During `find()`, the object sets matching each query value are retrieved. Then set operations like `union`, 
`intersect`, and `difference` are applied to get the final result.

That's a simplified version; for way more detail, See the "how it works" pages for:
 - [FilterBox](filterbox/mutable/how_it_works.md)
 - [ConcurrentFilterBox](filterbox/concurrent/how_it_works.md)
 - [FrozenFilterBox](filterbox/frozen/how_it_works.md)

### API documentation:
 - [FilterBox](https://filterbox.readthedocs.io/en/latest/filterbox.mutable.html#filterbox.mutable.main.FilterBox)
 - [ConcurrentFilterBox](https://filterbox.readthedocs.io/en/latest/filterbox.concurrent.html#filterbox.concurrent.main.ConcurrentFilterBox)
 - [FrozenFilterBox](https://filterbox.readthedocs.io/en/latest/filterbox.frozen.html#filterbox.frozen.main.FrozenFilterBox)

### Related projects

FilterBox is a type of inverted index.

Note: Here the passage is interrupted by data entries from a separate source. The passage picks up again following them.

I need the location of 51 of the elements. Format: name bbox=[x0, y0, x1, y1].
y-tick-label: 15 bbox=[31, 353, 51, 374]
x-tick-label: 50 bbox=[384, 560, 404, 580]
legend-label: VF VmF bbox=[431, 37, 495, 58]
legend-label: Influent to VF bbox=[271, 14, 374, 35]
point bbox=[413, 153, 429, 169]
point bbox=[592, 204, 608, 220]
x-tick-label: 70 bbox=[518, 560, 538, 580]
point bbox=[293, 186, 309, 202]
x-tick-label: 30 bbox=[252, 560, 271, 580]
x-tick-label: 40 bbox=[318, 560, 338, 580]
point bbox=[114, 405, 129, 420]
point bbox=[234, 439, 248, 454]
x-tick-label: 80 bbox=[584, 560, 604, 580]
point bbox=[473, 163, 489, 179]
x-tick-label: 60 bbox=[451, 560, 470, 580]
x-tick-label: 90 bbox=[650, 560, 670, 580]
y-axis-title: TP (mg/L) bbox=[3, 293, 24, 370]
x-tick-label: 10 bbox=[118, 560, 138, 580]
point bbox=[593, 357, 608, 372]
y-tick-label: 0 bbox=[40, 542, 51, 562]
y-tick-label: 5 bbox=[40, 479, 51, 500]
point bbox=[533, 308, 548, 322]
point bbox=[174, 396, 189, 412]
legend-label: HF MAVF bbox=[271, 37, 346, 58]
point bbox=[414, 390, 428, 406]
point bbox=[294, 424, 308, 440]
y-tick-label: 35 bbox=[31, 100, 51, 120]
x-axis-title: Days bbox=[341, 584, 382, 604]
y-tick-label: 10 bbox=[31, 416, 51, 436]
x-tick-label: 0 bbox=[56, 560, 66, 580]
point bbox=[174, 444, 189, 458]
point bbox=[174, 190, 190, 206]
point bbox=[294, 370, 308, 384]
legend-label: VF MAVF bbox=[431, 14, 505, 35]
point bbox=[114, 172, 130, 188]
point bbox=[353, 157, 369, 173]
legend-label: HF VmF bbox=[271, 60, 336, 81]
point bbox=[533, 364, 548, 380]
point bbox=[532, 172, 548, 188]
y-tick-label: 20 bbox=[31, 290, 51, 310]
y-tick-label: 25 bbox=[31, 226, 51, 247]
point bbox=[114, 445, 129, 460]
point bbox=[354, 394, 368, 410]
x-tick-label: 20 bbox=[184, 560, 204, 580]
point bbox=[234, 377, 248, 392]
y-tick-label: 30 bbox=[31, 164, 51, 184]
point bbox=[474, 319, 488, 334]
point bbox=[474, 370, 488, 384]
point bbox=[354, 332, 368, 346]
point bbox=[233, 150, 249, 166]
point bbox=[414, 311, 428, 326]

It is optimized for its goal of finding in-memory Python objects.

Other Python inverted index implementations are aimed at things like [vector search](https://pypi.org/project/rii/) and
[finding documents by words](https://pypi.org/project/nltk/). Outside of Python, ElasticSearch is a popular inverted
index search tool. Each of these has goals outside of FilterBox's niche; there are no plans to expand FilterBox towards
these functions.

____